Trumpets in the sky, cortometraggio del 2021 vincitore di 10 premi tra cui il Best film al Toronto International film, viene presentato in questi giorni anche in Italia alla ventiduesima edizione dell’Euganea film festival.
Il regista è Rakan Mayasi, palestinese formatosi all’Asian Film School della Corea del Sud che ha già scritto, diretto e prodotto altri quattro corti indipendenti pluripremiati. Co-sceneggiato da Wahid Ajmi, alla sua prima esperienza, il corto mette in scena con estremo realismo la vita del Libano rurale e la cultura patriarcale del matrimonio nel Paese.

La fine dell’infanzia
Boushra (Boushra Matar) è una giovane raccoglitrice di patate. La sua quotidianità di duro lavoro nei campi viene sconvolta quando scopre che sua madre (Azra Al Nazza) ha deciso di darla in sposa in cambio di denaro. Il matrimonio rappresenta la fine della sua infanzia, l’allontanamento dal mondo conosciuto. Mentre gli uomini festeggiano allegri e spensierati, lo sguardo mesto di Boushra mostra tutta la sofferenza per un destino di cui non sarà mai completamente padrona, affidata dalle braccia della madre a quella dello sposo.
Nel Libano delle spose bambine
Il panorama della campagna libanese, impoverito dalle guerre, si mostra nella sua bellezza incontaminata fatta di monti e cieli sconfinati. L’orizzonte divide però l’inquadratura a metà schicciando i personaggi in basso, in mezzo all’erba stopposa e alla povertà. Boushra si muove tra i campi e la baraccopoli dove vive senza differenze, la sua vita è il suo lavoro tanto che anche il giorno del suo matrimonio è uno come tanti altri. Sua madre le infila il vestito da sposa, certo, ma sotto lei indossa sempre gli stessi abiti con cui ha lavorato nella mattinata.
La scena di ballo gioioso del matrimonio è un momento che sfiora il grottesco. Mentre gli uomini ballano concitati nessuna donna è presente perchè è chiaro che il matrimonio è un affare maschile. Madre e figlia sono rintanate nel privato, solo lì sono libere di versare qualche lacrima e mostrarsi un po’ di tenerezza. Quello di Boushra è il destino di molte giovani libanesi, costrette ad un matrimonio combinato dalla situazione di indigenza delle famiglie, anche prima di raggiungere la maggiore età.
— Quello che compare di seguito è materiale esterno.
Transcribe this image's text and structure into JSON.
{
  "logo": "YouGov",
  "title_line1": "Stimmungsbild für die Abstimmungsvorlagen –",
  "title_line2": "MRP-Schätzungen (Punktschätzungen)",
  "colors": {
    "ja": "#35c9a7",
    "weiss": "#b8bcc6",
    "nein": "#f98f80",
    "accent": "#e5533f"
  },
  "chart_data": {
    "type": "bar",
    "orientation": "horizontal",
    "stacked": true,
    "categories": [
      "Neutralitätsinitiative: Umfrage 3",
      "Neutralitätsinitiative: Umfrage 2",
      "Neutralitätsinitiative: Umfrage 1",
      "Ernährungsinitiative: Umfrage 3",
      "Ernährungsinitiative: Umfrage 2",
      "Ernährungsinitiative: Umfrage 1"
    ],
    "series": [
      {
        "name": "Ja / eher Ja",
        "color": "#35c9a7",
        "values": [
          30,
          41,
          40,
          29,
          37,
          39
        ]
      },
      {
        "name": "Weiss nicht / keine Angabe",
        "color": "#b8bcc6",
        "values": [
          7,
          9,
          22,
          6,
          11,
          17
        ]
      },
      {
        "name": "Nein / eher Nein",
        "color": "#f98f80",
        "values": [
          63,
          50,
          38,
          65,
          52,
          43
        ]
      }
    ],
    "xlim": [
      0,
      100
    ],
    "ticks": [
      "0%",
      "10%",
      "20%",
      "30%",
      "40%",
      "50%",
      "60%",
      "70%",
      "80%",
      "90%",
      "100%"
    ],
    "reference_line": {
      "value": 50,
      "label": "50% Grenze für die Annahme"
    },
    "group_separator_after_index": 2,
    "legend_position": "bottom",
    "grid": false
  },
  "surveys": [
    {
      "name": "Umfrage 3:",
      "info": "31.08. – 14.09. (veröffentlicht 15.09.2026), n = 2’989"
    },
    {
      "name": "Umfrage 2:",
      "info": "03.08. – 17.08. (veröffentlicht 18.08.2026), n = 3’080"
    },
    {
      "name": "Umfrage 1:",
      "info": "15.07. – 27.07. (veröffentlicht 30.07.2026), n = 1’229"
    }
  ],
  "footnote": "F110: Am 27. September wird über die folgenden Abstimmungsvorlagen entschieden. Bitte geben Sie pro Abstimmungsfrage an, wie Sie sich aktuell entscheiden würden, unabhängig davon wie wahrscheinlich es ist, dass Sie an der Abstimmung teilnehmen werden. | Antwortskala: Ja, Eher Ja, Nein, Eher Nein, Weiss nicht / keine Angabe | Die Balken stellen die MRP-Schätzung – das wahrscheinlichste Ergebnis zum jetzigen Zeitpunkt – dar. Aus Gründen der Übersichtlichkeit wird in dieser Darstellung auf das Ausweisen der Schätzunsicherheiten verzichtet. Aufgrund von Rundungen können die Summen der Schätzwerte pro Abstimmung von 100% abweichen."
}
Questo dramma silenzioso viene messo in scena senza dialoghi; basta lo sguardo rassegnato della ragazza a interrogare la coscienza dello spettatore. Mayasi mette in scena una vicenda così dura contrapponendola ad una costruzione delle inquadrature che restituisce la bellezza naturale dei paesaggi, creando un ritratto poetico che guarda con tenerezza più che giudizio.